Bank profits are expected to show an average 5% drop from the previous three months, according to data compiled by Bloomberg based on the median estimates of the six-biggest publicly traded lenders. The lira weakened 3.6% against the dollar on Tuesday, falling more than any other currency, after the central bank unexpectedly left interest rates unchanged.
“Turkey’s weak currency, together with a 500-basis point interest-rate hike year-to-date will wreak havoc on banks’ asset quality, and raise alarm bells that flat 2018 cost-of-risk targets are increasingly unrealistic,” said Tomasz Noetzel, a European banks analyst for Bloomberg Intelligence in London.
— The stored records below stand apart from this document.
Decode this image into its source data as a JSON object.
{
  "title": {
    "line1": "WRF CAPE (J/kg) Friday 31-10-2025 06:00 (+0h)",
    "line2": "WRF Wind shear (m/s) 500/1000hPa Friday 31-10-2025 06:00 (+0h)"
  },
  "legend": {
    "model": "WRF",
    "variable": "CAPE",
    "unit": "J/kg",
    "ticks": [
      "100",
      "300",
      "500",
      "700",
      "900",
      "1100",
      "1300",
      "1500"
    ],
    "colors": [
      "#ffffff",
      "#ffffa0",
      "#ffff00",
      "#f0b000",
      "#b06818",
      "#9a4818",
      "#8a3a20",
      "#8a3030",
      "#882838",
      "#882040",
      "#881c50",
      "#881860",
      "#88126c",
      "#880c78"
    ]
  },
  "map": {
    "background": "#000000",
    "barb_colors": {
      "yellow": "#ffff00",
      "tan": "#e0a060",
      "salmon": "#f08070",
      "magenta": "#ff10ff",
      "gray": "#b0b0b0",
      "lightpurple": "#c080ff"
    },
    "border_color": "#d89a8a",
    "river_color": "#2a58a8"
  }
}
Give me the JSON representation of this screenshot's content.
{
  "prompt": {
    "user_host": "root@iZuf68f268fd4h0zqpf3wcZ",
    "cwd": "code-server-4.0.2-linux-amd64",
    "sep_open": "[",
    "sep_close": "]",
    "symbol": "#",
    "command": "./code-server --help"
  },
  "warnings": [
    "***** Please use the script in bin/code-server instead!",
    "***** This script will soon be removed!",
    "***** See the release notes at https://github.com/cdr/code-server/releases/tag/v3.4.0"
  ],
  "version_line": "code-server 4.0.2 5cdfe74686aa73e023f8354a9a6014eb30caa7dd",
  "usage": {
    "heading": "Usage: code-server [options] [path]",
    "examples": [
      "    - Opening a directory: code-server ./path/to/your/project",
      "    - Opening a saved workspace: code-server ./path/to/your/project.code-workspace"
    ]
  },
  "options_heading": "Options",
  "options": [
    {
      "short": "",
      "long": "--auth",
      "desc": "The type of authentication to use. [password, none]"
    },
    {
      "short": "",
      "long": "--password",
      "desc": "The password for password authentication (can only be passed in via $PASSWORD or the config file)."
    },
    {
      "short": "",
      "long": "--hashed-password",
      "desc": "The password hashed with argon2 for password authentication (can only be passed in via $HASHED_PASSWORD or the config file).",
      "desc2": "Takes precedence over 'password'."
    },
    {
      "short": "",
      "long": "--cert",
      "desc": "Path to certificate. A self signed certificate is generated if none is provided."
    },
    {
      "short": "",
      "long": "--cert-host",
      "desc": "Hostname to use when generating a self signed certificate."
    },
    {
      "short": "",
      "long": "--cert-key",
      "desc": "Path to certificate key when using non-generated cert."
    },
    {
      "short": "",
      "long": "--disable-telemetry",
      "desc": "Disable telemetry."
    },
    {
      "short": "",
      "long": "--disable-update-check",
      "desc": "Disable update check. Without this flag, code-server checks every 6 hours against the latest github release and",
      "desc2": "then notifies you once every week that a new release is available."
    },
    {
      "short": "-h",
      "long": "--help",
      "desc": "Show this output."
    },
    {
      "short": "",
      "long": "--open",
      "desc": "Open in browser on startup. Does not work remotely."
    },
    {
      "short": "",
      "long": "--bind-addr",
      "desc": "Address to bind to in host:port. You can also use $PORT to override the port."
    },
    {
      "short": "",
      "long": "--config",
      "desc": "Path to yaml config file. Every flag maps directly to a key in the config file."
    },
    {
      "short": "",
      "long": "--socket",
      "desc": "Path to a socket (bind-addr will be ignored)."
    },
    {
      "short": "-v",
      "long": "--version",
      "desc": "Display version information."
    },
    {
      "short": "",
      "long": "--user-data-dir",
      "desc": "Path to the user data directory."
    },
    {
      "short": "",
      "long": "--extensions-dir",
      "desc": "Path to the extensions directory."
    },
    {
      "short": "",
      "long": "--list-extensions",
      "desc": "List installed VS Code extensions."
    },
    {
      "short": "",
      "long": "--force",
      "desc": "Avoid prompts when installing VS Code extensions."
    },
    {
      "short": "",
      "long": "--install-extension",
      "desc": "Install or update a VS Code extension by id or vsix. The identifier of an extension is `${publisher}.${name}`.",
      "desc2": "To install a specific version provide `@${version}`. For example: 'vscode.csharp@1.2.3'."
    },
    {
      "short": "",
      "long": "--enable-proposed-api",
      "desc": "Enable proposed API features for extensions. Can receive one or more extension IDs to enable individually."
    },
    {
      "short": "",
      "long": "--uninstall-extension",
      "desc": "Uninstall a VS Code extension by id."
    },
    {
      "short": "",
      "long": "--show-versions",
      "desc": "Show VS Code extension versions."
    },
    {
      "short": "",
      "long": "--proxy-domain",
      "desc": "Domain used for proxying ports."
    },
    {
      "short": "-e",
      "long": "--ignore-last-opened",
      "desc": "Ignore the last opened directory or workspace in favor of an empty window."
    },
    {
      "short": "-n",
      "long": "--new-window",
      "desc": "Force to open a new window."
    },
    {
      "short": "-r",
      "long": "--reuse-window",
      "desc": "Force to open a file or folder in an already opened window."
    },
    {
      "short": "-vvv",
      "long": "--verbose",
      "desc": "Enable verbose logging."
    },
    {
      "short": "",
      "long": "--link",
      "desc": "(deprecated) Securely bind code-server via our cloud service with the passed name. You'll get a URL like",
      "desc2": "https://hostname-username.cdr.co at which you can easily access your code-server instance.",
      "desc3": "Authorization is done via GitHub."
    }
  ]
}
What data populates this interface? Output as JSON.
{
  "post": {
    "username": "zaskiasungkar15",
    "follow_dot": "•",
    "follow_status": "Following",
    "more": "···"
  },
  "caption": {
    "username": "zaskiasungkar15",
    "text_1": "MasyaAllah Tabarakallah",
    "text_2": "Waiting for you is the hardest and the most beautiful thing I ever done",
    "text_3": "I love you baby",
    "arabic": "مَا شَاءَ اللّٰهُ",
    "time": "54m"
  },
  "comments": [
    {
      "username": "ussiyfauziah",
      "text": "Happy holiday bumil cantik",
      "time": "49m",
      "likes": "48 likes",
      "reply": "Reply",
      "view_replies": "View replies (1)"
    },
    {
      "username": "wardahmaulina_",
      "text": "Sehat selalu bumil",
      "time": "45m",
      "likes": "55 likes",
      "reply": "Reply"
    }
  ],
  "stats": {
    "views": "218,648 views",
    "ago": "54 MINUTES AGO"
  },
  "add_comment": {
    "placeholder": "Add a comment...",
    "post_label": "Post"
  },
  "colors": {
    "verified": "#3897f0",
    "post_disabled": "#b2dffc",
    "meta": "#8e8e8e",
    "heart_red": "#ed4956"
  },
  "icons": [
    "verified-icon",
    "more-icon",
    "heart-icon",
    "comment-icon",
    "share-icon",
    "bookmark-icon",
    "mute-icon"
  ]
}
Those efforts are being further complicated by the adoption of new accounting standards that has led to higher provisions, he said.
Akbank TAS will report earnings on July 25, followed a day later by Turkiye Garanti Bankasi AS. Other lenders include Turkiye Is Bankasi, Yapi ve Kredi Bankasi AS, Turkiye Vakiflar Bankasi TAO and Turkiye Halk Bankasi AS.
Meanwhile, the Turkish Central Bank on Tuesday announced it is keeping its one-week repo rate—also known as the bank’s policy rate—constant at 17.75%.